Finding good verification examples is hard. The system must be small enough to specify cleanly, complex enough to have non-trivial properties, and simple enough that proofs are tractable. Too simple and the exercise is pointless; too complex and the proofs become intractable. The stack machine threads this needle. Six operations, a validity flag, and stack depth create enough complexity for interesting proofs without overwhelming the verification machinery.
The native_decide tactic makes finite verification automatic. For any decidable property on a finite domain, Lean evaluates both sides and confirms equality. This is proof by exhaustive computation, not sampling. The limitation is that it only works for concrete inputs.
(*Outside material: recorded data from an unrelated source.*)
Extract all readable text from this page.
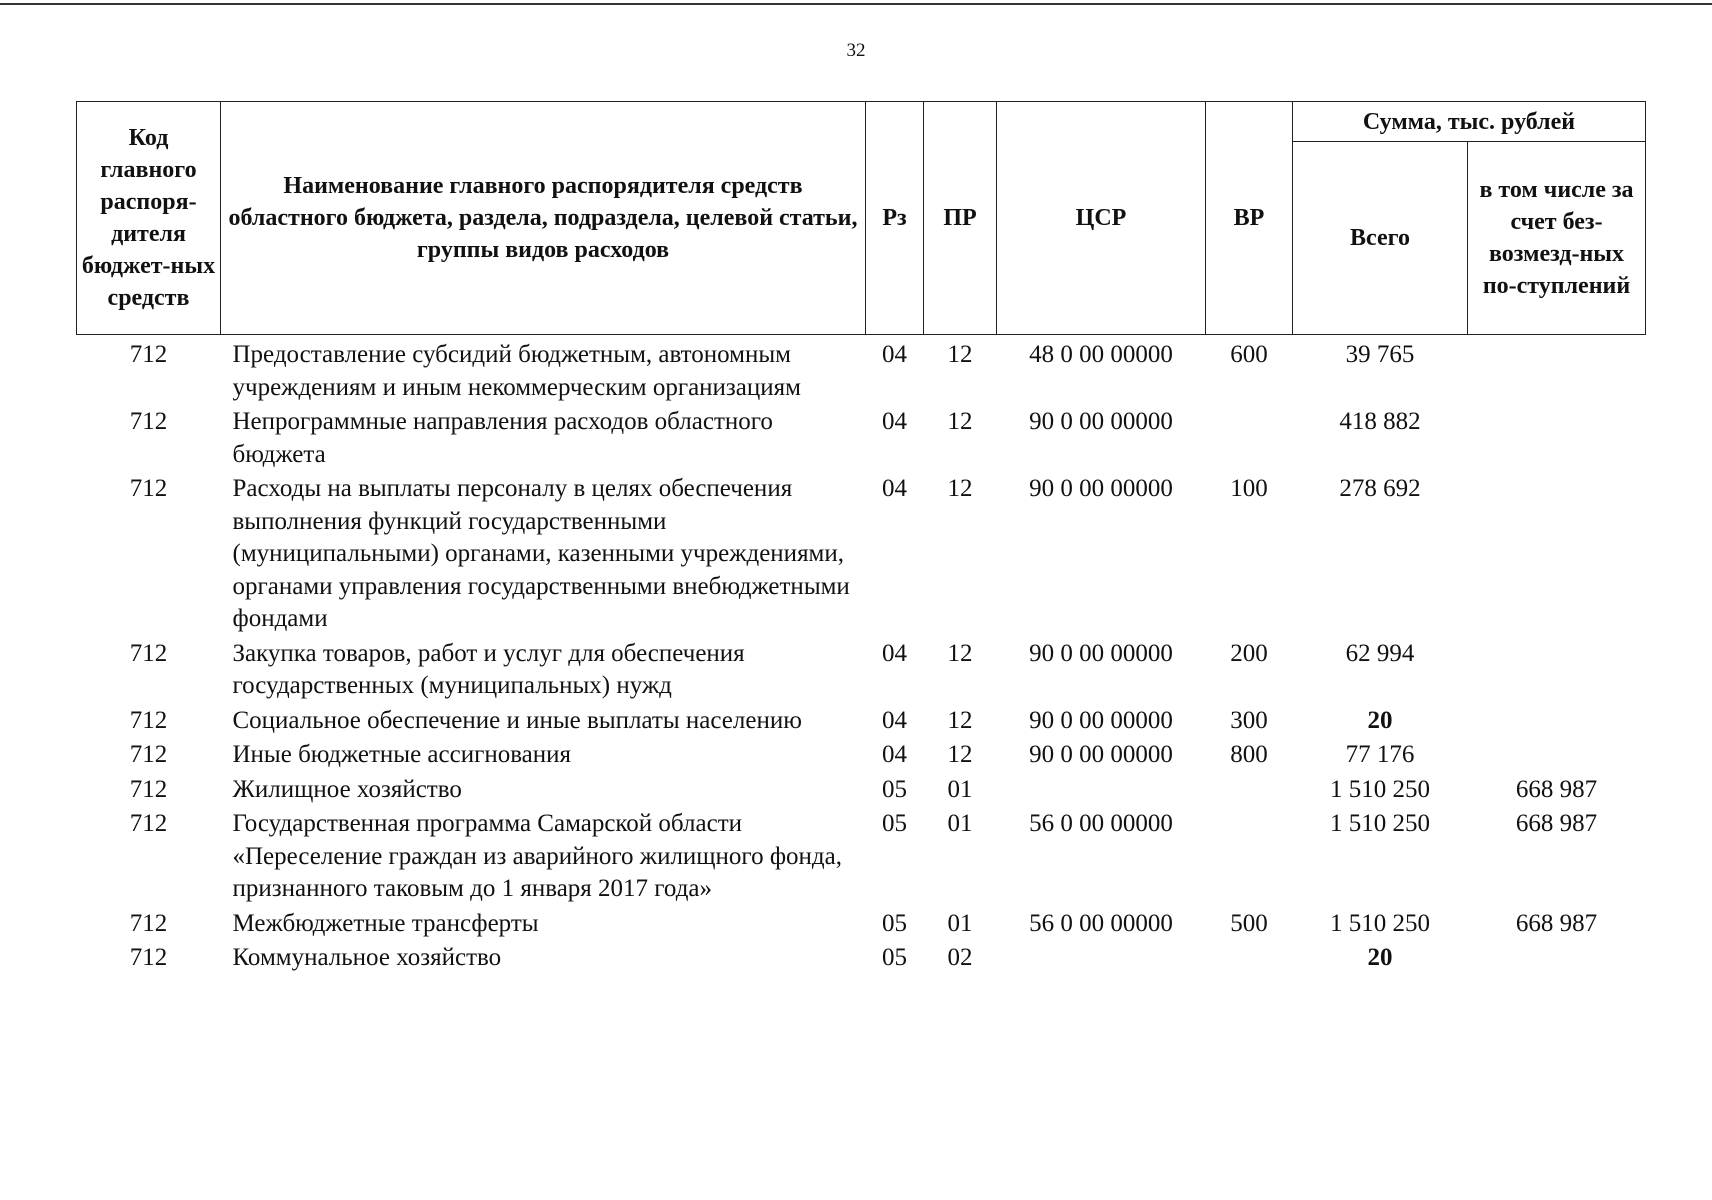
32
Код главного распоря-дителя бюджет-ных средств	Наименование главного распорядителя средств областного бюджета, раздела, подраздела, целевой статьи, группы видов расходов	Рз	ПР	ЦСР	ВР	Сумма, тыс. рублей	
						Всего	в том числе за счет без-возмезд-ных по-ступлений
712	Предоставление субсидий бюджетным, автономным учреждениям и иным некоммерческим организациям	04	12	48 0 00 00000	600	39 765	
712	Непрограммные направления расходов областного бюджета	04	12	90 0 00 00000		418 882	
712	Расходы на выплаты персоналу в целях обеспечения выполнения функций государственными (муниципальными) органами, казенными учреждениями, органами управления государственными внебюджетными фондами	04	12	90 0 00 00000	100	278 692	
712	Закупка товаров, работ и услуг для обеспечения государственных (муниципальных) нужд	04	12	90 0 00 00000	200	62 994	
712	Социальное обеспечение и иные выплаты населению	04	12	90 0 00 00000	300	20	
712	Иные бюджетные ассигнования	04	12	90 0 00 00000	800	77 176	
712	Жилищное хозяйство	05	01			1 510 250	668 987
712	Государственная программа Самарской области «Переселение граждан из аварийного жилищного фонда, признанного таковым до 1 января 2017 года»	05	01	56 0 00 00000		1 510 250	668 987
712	Межбюджетные трансферты	05	01	56 0 00 00000	500	1 510 250	668 987
712	Коммунальное хозяйство	05	02			20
Universal statements over infinite domains require structural induction.
The key insight is that we do not verify the Rust code directly. Rust’s ownership system, borrow checker, and imperative features make direct verification impractical. Instead, we carve out the functional core, transcribe it to Lean, prove properties there, and transfer the proofs back through trace equivalence. The verification gap closes not through tool support, but through disciplined transcription and differential testing.
The techniques scale far beyond toy examples. Financial systems are a particularly compelling domain: matching engines, auction mechanisms, and clearing systems where bugs can trigger flash crashes or expose participants to unbounded losses. Expressive bidding, where market orders encode complex preferences over combinations of instruments, requires solvers for NP-hard optimization problems with precise economic properties. These mechanisms must satisfy strategy-proofness and efficiency; the theorems exist in papers, and the implementations exist in production. Verification-guided development bridges them. Somewhere, proven-correct code is already running markets.